I was puzzling over a scrapbook challenge class at BPC taught by Elizabeth Dillow. One challenge was to use symbols on a page to tell our story. I thought of the Adinkra symbols I was introduced to in Ghana. So, I went to my computer and began to review my photos of Ghana. While doing that, I saw this other symbol – the skull and crossbones over a door. This photo said ”Tell this story.” Adinkra symbols are for another day, another page.
There were actually a lot of stories that were very meaningful from my visit to Ghana. The stories about the slave trade were the most heart wrenching. Ghana’s history includes the nations that were the early explorers of the seas coming for the gold. Later, powerful countries came to use Ghana as a base for the slave trade.

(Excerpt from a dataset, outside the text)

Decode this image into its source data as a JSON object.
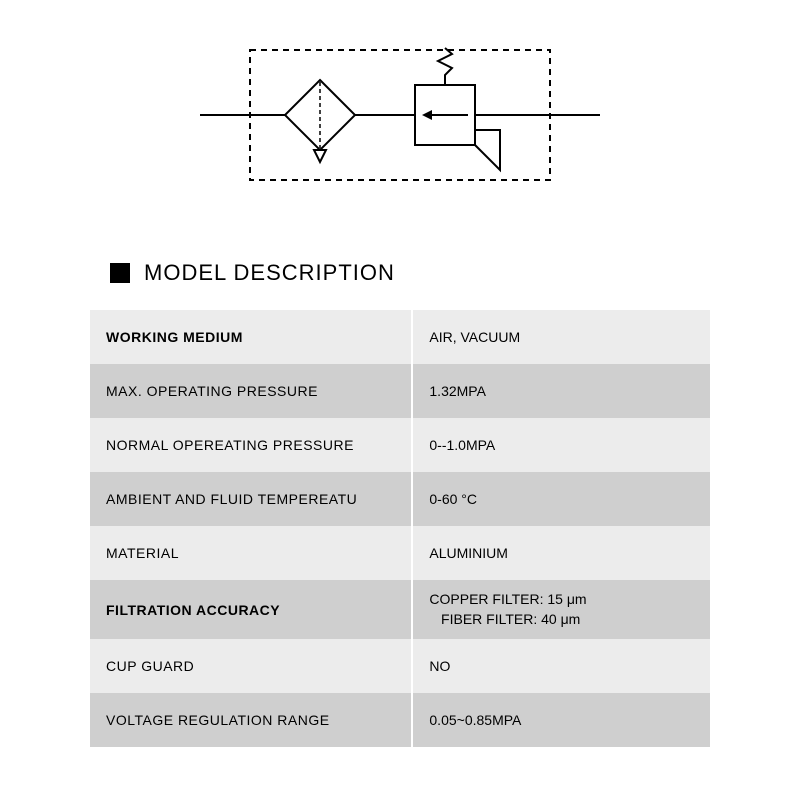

Many of the early Europeans built beautiful castle-like fortresses. It’s strange the emotions one has when you see these buildings. They exist in a setting of sea, sand, palm trees, colorful houses and fishing boats. This sharply contrasts with the towering walls, barred and grated windows and doors, and prison cells. Some of these places have, even in the not so distant past, been used as prisons for political prisoners. In slave trade days, dozens of human beings were crammed together in the cells before being loaded in chains into ships. You hear stories of the atrocities committed against these people and tears well up.
The terror these hundreds of thousands of enslaved individuals must have felt as they passed through this “door of no return” at Elmina Castle (now a museum) is beyond my imagining. Going through this door meant they’d never see their homes or their family again and would spend what remained of their lives in miserable subjugation.